The class gap widens at each school stage. In secondary school some students get the opportunity to attend grinds while others may have to take on part-time jobs that may take from the time that they have to focus on studies.

Many Irish young people dream of getting a well-paid job in their favourite industry while others just want to afford to get by

Ireland’s ‘free fees’ at third level are simply a farce. The cost of registration is simply too high. This is easily proven by the fact that it is deemed necessary that we must have a grant system to help people pay these ‘free fees.’ Still these grants do not do enough to tackle the difficulties in attending university, particularly if you are moving to Dublin. UCD is one of the highest ranked universities in Ireland and it is supposed to cost the same to attend it as anywhere else in the country but to come here you will face the highest accommodation costs, the highest fines, and the highest resit and repeat fees of any institution in the country. Other universities and technical colleges across Dublin will also boast ridiculously high accommodation costs and it is not as if the university will provide the accommodation.

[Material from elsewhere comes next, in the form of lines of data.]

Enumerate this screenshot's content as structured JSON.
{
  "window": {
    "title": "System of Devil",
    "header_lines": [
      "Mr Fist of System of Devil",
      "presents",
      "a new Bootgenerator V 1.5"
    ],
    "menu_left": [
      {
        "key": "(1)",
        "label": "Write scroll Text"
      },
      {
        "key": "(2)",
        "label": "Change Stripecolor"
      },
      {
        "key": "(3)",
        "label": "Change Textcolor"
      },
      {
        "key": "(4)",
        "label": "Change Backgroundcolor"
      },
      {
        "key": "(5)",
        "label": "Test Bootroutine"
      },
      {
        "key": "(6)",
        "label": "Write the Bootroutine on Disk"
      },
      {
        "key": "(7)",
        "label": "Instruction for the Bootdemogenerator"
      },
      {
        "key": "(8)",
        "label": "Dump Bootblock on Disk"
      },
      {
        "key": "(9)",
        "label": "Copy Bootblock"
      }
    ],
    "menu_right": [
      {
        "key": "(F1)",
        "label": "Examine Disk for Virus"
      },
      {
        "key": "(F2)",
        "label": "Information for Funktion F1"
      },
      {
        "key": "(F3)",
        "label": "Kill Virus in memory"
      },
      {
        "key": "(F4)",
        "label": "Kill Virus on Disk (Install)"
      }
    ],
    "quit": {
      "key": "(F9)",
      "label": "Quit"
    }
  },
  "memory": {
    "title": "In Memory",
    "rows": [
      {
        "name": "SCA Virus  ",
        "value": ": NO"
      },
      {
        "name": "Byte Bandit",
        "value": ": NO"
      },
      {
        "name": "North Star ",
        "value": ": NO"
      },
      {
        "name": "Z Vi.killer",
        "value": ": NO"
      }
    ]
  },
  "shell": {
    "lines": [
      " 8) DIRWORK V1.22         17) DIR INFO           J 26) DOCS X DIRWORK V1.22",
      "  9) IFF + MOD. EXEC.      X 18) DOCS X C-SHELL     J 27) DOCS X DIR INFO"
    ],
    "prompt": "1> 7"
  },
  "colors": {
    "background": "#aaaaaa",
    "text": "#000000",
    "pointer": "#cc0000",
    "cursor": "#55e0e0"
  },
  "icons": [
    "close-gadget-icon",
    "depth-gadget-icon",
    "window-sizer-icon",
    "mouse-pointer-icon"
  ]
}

Whilst at university, some can afford expensive laptops and new books while others fight for what is available from the library. Some have to work part-time jobs while others spend their spare hours working on their essays. Some choose between rent and food. Access to internships and low-paying jobs that offer experience widens this gap. Internships are great if you are lucky enough to have parents who can and will fund you during this time. Many Irish young people dream of getting a well-paid job in their favourite industry while others just want to afford to get by. These things do not just affect your studies but your mind and your comfort.

With post-graduate education being charged at full price it is clear that the state is not helping in the way that it could.

The Irish education system is overdue a revamp. Equal access to education is something we would like to claim but it is not reality. Equal access should not just refer to your ability to enter school but also to receive a high quality of education and to have the same chance of receiving 600 points in your leaving cert as your friend whose parents drive Lexus jeeps. A good education and the most chances in life should not be down to how big your house is. The first step in fixing this should be actual free fees, and not loans that some of us can afford to pay off and others cannot.

I do not want to pretend that I do not benefit from the flaws in this system but what is the point in it if it only benefits the few who are lucky?